Forte de cette capacité d’adaptation et de ces nombreux réseaux de solidarité, la population conserve un grand optimisme. Bien entendu, chaque quartier résidentiel bombardé, chaque mort dans les décombres déclenche un choc émotionnel profond. Et la découverte de l’ampleur des violences infligées à la population civile dans les zones occupées par les troupes russes a provoqué un véritable effet de sidération. Mais dans le même temps, chaque attaque, chaque vague de bombardements renforcent les Ukrainiens dans leur certitude de se défendre face à une agression et de se battre pour une cause juste. Aujourd’hui, près de 90 % de la population croit en la victoire de l’Ukraine, même si la temporalité de cette victoire demeure très vague, et 95 % ont confiance en la capacité des forces armées à tenir bon.
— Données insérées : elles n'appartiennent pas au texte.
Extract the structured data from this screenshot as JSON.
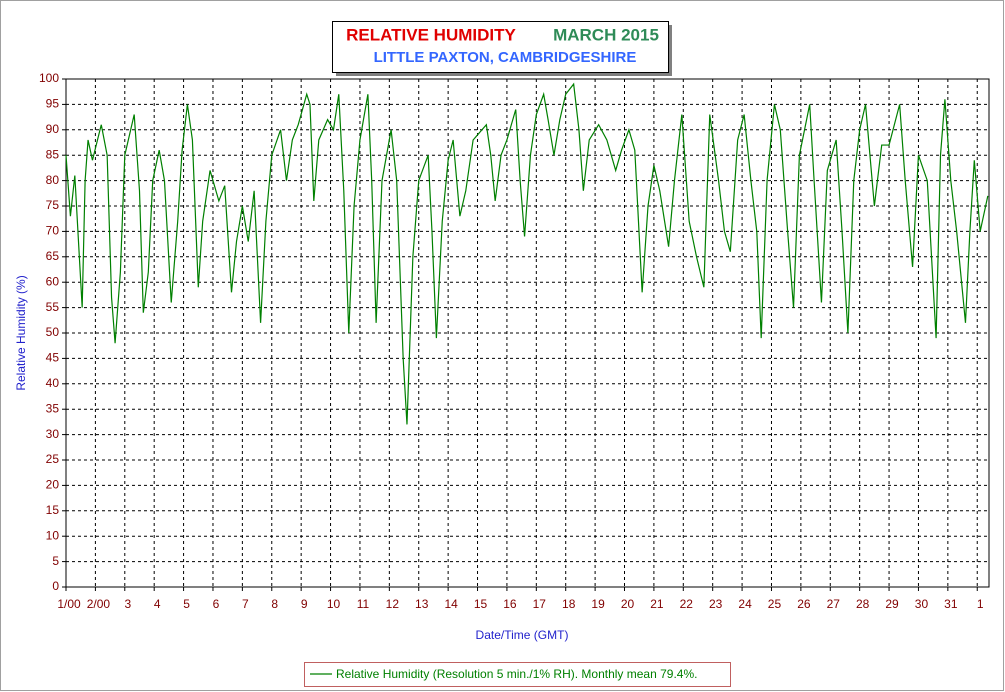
{
  "chart_data": {
    "type": "line",
    "title": "RELATIVE HUMIDITY",
    "title_period": "MARCH 2015",
    "subtitle": "LITTLE PAXTON, CAMBRIDGESHIRE",
    "x_label": "Date/Time (GMT)",
    "y_label": "Relative Humidity (%)",
    "xlim": [
      0,
      31.4
    ],
    "ylim": [
      0,
      100
    ],
    "grid": true,
    "xticks": [
      {
        "value": 0,
        "label": "1/00"
      },
      {
        "value": 1,
        "label": "2/00"
      },
      {
        "value": 2,
        "label": "3"
      },
      {
        "value": 3,
        "label": "4"
      },
      {
        "value": 4,
        "label": "5"
      },
      {
        "value": 5,
        "label": "6"
      },
      {
        "value": 6,
        "label": "7"
      },
      {
        "value": 7,
        "label": "8"
      },
      {
        "value": 8,
        "label": "9"
      },
      {
        "value": 9,
        "label": "10"
      },
      {
        "value": 10,
        "label": "11"
      },
      {
        "value": 11,
        "label": "12"
      },
      {
        "value": 12,
        "label": "13"
      },
      {
        "value": 13,
        "label": "14"
      },
      {
        "value": 14,
        "label": "15"
      },
      {
        "value": 15,
        "label": "16"
      },
      {
        "value": 16,
        "label": "17"
      },
      {
        "value": 17,
        "label": "18"
      },
      {
        "value": 18,
        "label": "19"
      },
      {
        "value": 19,
        "label": "20"
      },
      {
        "value": 20,
        "label": "21"
      },
      {
        "value": 21,
        "label": "22"
      },
      {
        "value": 22,
        "label": "23"
      },
      {
        "value": 23,
        "label": "24"
      },
      {
        "value": 24,
        "label": "25"
      },
      {
        "value": 25,
        "label": "26"
      },
      {
        "value": 26,
        "label": "27"
      },
      {
        "value": 27,
        "label": "28"
      },
      {
        "value": 28,
        "label": "29"
      },
      {
        "value": 29,
        "label": "30"
      },
      {
        "value": 30,
        "label": "31"
      },
      {
        "value": 31,
        "label": "1"
      }
    ],
    "yticks": [
      0,
      5,
      10,
      15,
      20,
      25,
      30,
      35,
      40,
      45,
      50,
      55,
      60,
      65,
      70,
      75,
      80,
      85,
      90,
      95,
      100
    ],
    "x": [
      0,
      0.15,
      0.3,
      0.55,
      0.65,
      0.75,
      0.9,
      1.2,
      1.4,
      1.55,
      1.67,
      1.85,
      2.0,
      2.32,
      2.5,
      2.63,
      2.8,
      2.95,
      3.17,
      3.35,
      3.58,
      3.8,
      3.95,
      4.13,
      4.3,
      4.5,
      4.65,
      4.9,
      5.2,
      5.4,
      5.63,
      5.8,
      6.0,
      6.2,
      6.4,
      6.62,
      6.8,
      7.0,
      7.3,
      7.5,
      7.7,
      7.9,
      8.19,
      8.3,
      8.43,
      8.6,
      8.9,
      9.1,
      9.28,
      9.45,
      9.62,
      9.8,
      10.0,
      10.27,
      10.4,
      10.55,
      10.75,
      11.06,
      11.25,
      11.47,
      11.6,
      11.8,
      12.0,
      12.32,
      12.45,
      12.6,
      12.8,
      13.0,
      13.17,
      13.4,
      13.6,
      13.85,
      14.3,
      14.45,
      14.6,
      14.8,
      15.0,
      15.3,
      15.45,
      15.6,
      15.8,
      16.0,
      16.25,
      16.4,
      16.6,
      16.8,
      17.0,
      17.27,
      17.45,
      17.6,
      17.8,
      18.12,
      18.4,
      18.7,
      18.9,
      19.15,
      19.35,
      19.6,
      19.8,
      20.0,
      20.2,
      20.5,
      20.7,
      20.95,
      21.2,
      21.45,
      21.7,
      21.9,
      22.2,
      22.4,
      22.6,
      22.85,
      23.07,
      23.3,
      23.5,
      23.65,
      23.85,
      24.1,
      24.3,
      24.55,
      24.75,
      24.95,
      25.3,
      25.45,
      25.7,
      25.9,
      26.2,
      26.4,
      26.6,
      26.8,
      27.0,
      27.2,
      27.35,
      27.5,
      27.75,
      28.0,
      28.36,
      28.55,
      28.8,
      29.0,
      29.3,
      29.6,
      29.75,
      29.9,
      30.1,
      30.3,
      30.6,
      30.75,
      30.9,
      31.1,
      31.36
    ],
    "series": [
      {
        "name": "Relative Humidity (Resolution 5 min./1% RH). Monthly mean 79.4%.",
        "color": "#008000",
        "values": [
          85,
          73,
          81,
          55,
          80,
          88,
          84,
          91,
          85,
          57,
          48,
          62,
          85,
          93,
          78,
          54,
          62,
          80,
          86,
          80,
          56,
          72,
          86,
          95,
          88,
          59,
          72,
          82,
          76,
          79,
          58,
          68,
          75,
          68,
          78,
          52,
          72,
          85,
          90,
          80,
          88,
          91,
          97,
          95,
          76,
          88,
          92,
          90,
          97,
          78,
          50,
          75,
          88,
          97,
          80,
          52,
          80,
          90,
          80,
          45,
          32,
          65,
          80,
          85,
          70,
          49,
          72,
          84,
          88,
          73,
          78,
          88,
          91,
          85,
          76,
          85,
          88,
          94,
          80,
          69,
          85,
          93,
          97,
          92,
          85,
          92,
          97,
          99,
          90,
          78,
          88,
          91,
          88,
          82,
          86,
          90,
          86,
          58,
          75,
          83,
          78,
          67,
          80,
          93,
          72,
          65,
          59,
          93,
          80,
          70,
          66,
          88,
          93,
          80,
          70,
          49,
          80,
          95,
          90,
          70,
          55,
          85,
          95,
          80,
          56,
          82,
          88,
          70,
          50,
          80,
          90,
          95,
          85,
          75,
          87,
          87,
          95,
          80,
          63,
          85,
          80,
          49,
          85,
          96,
          80,
          70,
          52,
          70,
          84,
          70,
          77
        ]
      }
    ]
  }
}
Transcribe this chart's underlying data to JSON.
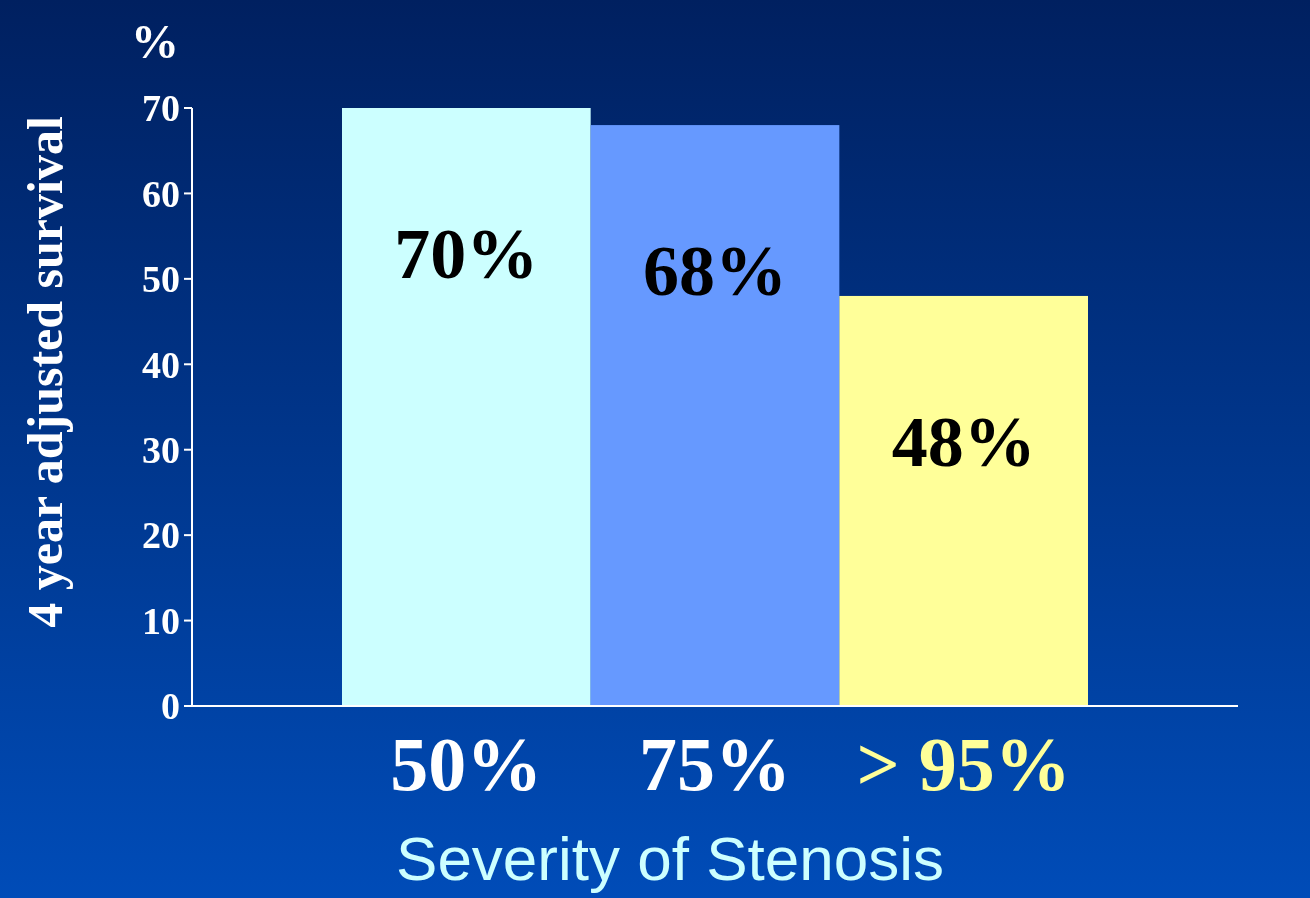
{
  "chart_data": {
    "type": "bar",
    "categories": [
      "50%",
      "75%",
      "> 95%"
    ],
    "values": [
      70,
      68,
      48
    ],
    "colors": [
      "#ccffff",
      "#6699ff",
      "#ffff99"
    ],
    "value_labels": [
      "70%",
      "68%",
      "48%"
    ],
    "ylim": [
      0,
      70
    ],
    "yticks": [
      0,
      10,
      20,
      30,
      40,
      50,
      60,
      70
    ],
    "ylabel": "4 year adjusted survival",
    "xlabel": "Severity of Stenosis",
    "annotations": [
      "%"
    ]
  }
}
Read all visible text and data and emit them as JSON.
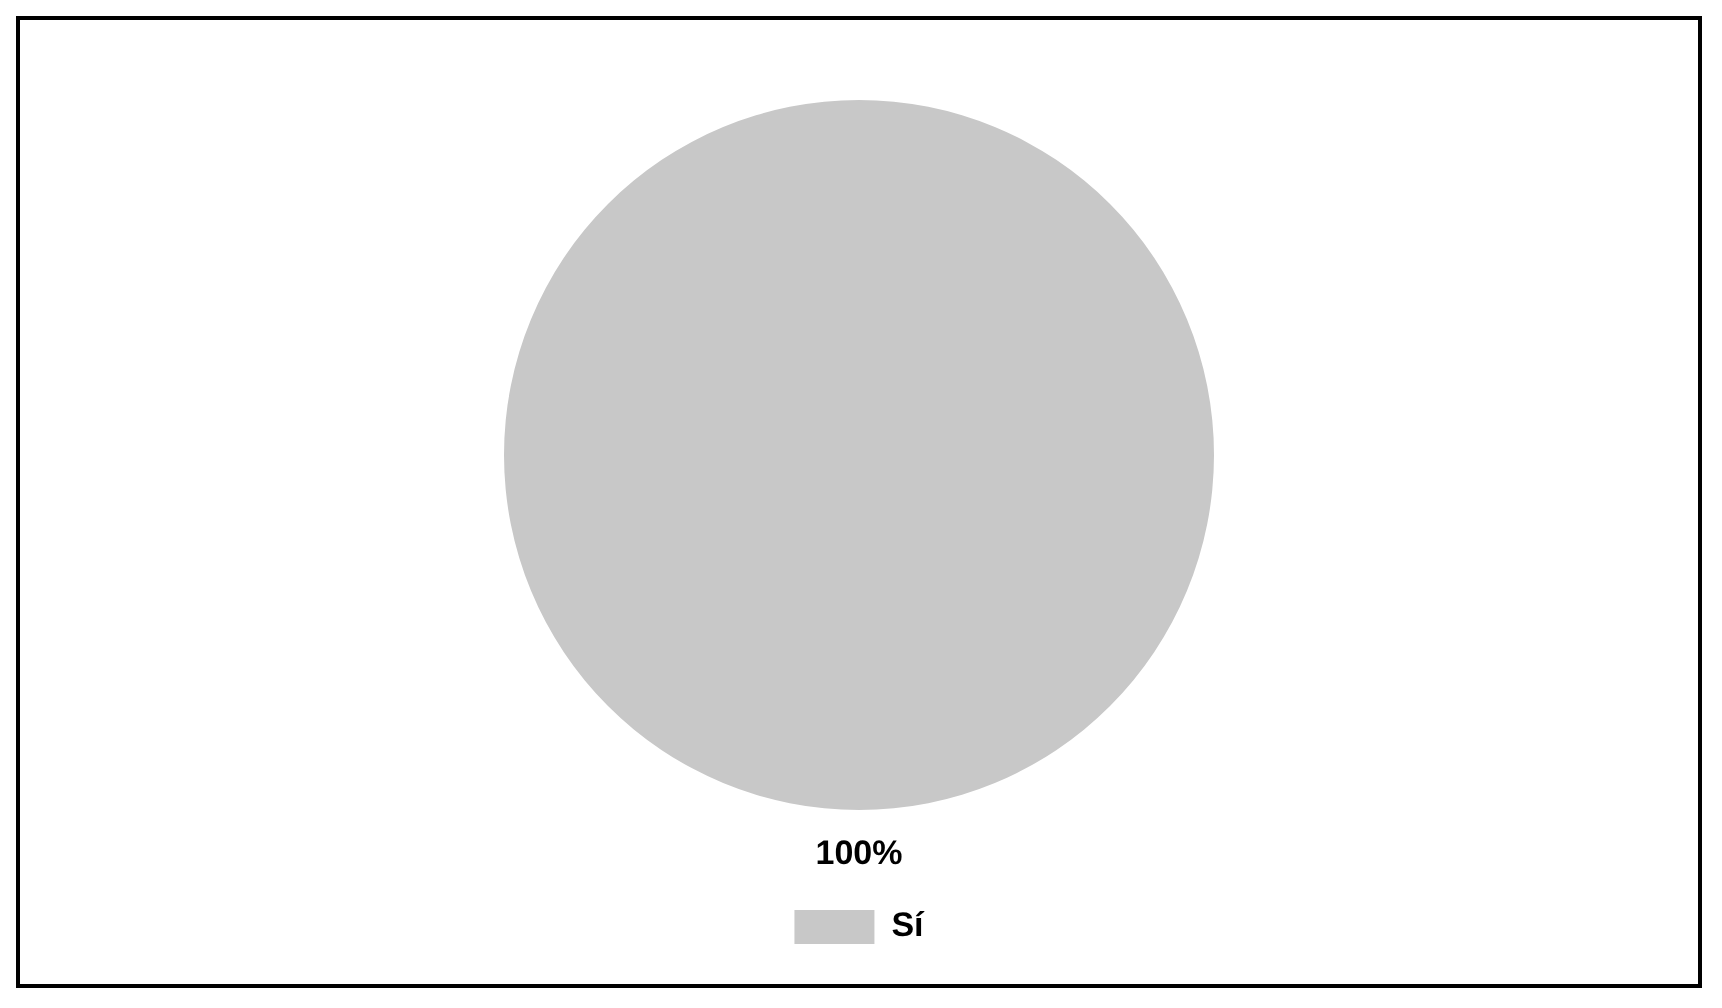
{
  "chart_data": {
    "type": "pie",
    "categories": [
      "Sí"
    ],
    "values": [
      100
    ],
    "colors": [
      "#c8c8c8"
    ],
    "value_labels": [
      "100%"
    ],
    "legend": "bottom"
  }
}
Cette lutte contre la corruption symbolise une volonté de continuer, même en temps de guerre, à bâtir une démocratie  

À cela s’ajoute une confiance sans faille dans le gouvernement et le président Volodymyr Zelensky. C’est particulièrement significatif, car celui-ci était très impopulaire avant la guerre – en septembre 2021, selon les sondages, près des deux tiers de la population ne souhaitaient pas qu’il brigue un second mandat. À l’inverse, il fait aujourd’hui figure de rassembleur, et sa décision de rester à Kiev malgré le danger est très respectée. En Europe de l’Ouest, nous avons tendance à le considérer comme un homme providentiel, le héros de la nation ukrainienne, mais je dirais plutôt qu’il est à l’image de la société ukrainienne et que c’est la résistance et le courage de la population qui ont fait de lui ce qu’il est. C’est d’ailleurs, d’une certaine manière, cette exigence d’exemplarité qui a motivé les récentes mesures anticorruption du gouvernement qui ont conduit à la suspension de plusieurs hauts responsables. Il y a cette idée que si les « citoyens ordinaires » font tant de sacrifices, souffrent de privations, s’engagent et meurent au front, alors les élites se doivent de répondre à certaines attentes. Cette lutte contre la corruption symbolise une volonté de continuer, même en temps de guerre, à bâtir une démocratie.